Sink & Swim, installation view, 2013. Courtesy of the artist.
In this vein, Chung developed Sink & Swim (2013) during her Fulbright Scholarship to Mauritius where she lived for a year. This island located in the Indian Ocean shares a similar history of slavery, indenture servitude, and plantation economies. The artist cast liquor bottles out of sugar to reflect on the fishing traditions using bottles, developed by former enslaved people who became fishermen upon the abolition of slavery in Mauritius. The eventual melting of the bottles in the gallery space bridges the dematerialization of the artwork and the disappearing trade due to over-fishing.
Over time and unintentionally, the deep blue color of cyanotypes started permeating Chung’s practice. The artist became interested in exploring their expressive possibilities at a time when she was interested in stories bound to the ocean. She is particularly interested in stories about the movement of predator species that invade and destroy ecosystems. She explored the case Lionfish in her work Anthropocene (2014). Native to the Indian Ocean and western and central Pacific Ocean, the Lionfish was first detected in Florida waters in the mid-1980s and since then, its population has grown drastically to the point where the authorities of Caribbean islands are encouraging people to add Lionfish to their diet to manage the invasion and restore the autochthonous ecosystems.
From Sisters of Two Waters, 2018. Courtesy of the artist.
“I do want to honor the labor of those who labored before me.”
Golden hues also repeat throughout Chung’s works. In her series Crowning, the artist uses gold ink to elevate the women in the archival images of her collages. Equally, the cast sugar of her installations resembles pieces made of gold, paying homage to what is represented while, paradoxically, letting it go.
Chung’s process is slow, somewhat tedious. An unchosen process that allows her to meditate on labor. She is not interested in smooth sexy pieces, instead she prefers to leave her imprint visible, allowing for the weight of labor to be evident in the works. “I do want to honor the labor of those who labored before me,” she reflects, “I do want to do things taking care and time.”
You Broke the Ocean in Half to Be Here, Installation view, 2017. Courtesy of the artist.
Her latest project Petty Library (2024) was born in response to the unempathetic behavior of the school principal at her child’s school regarding how they handle racism.
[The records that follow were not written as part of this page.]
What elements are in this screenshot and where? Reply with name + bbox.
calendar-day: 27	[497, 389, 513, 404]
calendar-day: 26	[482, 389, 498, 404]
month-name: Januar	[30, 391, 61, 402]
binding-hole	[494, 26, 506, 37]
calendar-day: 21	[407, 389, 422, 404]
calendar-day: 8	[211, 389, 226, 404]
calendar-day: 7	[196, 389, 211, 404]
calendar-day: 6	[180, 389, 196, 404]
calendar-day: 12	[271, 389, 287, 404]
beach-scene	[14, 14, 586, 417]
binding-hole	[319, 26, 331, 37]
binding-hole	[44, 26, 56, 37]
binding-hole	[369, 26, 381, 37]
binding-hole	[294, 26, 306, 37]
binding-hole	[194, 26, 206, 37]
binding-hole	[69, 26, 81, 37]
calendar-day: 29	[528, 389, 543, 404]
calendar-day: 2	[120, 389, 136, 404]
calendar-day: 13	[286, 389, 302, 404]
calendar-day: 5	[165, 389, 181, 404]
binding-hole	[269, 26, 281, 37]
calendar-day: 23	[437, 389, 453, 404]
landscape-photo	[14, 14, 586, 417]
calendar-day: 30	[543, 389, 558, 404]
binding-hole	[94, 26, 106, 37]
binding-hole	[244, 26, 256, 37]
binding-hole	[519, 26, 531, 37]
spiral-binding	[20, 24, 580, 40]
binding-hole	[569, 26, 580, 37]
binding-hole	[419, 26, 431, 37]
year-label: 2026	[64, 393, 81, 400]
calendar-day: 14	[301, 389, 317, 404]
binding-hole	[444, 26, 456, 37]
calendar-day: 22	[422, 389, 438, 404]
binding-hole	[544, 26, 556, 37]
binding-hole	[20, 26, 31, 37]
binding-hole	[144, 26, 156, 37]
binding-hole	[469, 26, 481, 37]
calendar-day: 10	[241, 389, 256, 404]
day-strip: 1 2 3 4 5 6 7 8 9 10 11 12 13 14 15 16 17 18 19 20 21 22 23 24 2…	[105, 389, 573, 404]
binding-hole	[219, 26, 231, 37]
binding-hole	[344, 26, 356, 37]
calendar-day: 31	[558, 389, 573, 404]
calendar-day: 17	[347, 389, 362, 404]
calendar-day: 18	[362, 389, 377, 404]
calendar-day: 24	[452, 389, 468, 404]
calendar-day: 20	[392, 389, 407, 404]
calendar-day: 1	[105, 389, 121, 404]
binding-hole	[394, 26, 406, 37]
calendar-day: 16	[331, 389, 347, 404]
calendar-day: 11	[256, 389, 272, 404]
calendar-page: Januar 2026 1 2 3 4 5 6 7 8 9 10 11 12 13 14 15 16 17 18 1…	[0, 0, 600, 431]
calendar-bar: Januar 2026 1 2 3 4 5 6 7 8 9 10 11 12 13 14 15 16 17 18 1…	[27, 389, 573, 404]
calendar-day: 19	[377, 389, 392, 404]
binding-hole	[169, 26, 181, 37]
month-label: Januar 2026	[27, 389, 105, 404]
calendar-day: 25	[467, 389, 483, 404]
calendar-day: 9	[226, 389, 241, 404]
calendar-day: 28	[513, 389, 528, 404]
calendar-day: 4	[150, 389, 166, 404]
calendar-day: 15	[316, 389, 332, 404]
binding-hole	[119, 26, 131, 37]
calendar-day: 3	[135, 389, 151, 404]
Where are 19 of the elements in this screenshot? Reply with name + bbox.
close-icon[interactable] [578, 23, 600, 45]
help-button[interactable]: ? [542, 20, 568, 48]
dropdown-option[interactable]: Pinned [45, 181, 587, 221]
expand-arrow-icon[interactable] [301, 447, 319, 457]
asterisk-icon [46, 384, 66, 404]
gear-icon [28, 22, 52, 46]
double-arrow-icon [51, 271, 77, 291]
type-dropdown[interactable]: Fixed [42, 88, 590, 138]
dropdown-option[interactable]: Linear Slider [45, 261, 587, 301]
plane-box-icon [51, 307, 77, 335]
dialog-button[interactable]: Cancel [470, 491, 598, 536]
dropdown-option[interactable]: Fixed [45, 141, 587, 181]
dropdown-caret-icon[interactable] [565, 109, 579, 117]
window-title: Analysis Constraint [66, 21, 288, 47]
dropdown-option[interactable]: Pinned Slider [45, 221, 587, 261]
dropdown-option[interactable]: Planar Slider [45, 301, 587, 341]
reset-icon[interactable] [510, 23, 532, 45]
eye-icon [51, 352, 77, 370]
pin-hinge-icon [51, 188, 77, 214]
Completely changing the format and veering towards a socially engaged and participatory art practice, the artist asked people online to donate books by authors of color on any subject. Some of the titles included were A History of Me by Adrea Theodore and A Kids Book About Neurodiversity by Dr Laura Petix. Chung then stamped each of them with the phrase “Donated on behalf of [son’s name]” and, subsequently, were donated to the school’s library, for all children of color or children with diverse abilities to have access to reference materials.
In the current U.S. political climate, Chung considers it more important than ever to continue this line of work. One where the artwork and its hyperbolized significance, as we knew it, disappears. To the artist, the Petty Library felt like social justice work because led on something that engaged people and had an actual impact. “I would just like to be able to help people in a very real way,” she says. “And I think that the library gave me the opportunity to do that.”
Andrea Chung: Between Too Late and Too Early was at MOCA North Miami, Florida. U.S.A. until 6 April 2025.
Raquel Villar-Pérez is an academic, art curator, and writer, interested in post and decolonial discourses within contemporary art and literature from the socio-political Global South. Her research focuses on the work of women artists addressing notions of transnational feminisms, social and environmental justice, and experimental formulas of presenting these in contemporary art.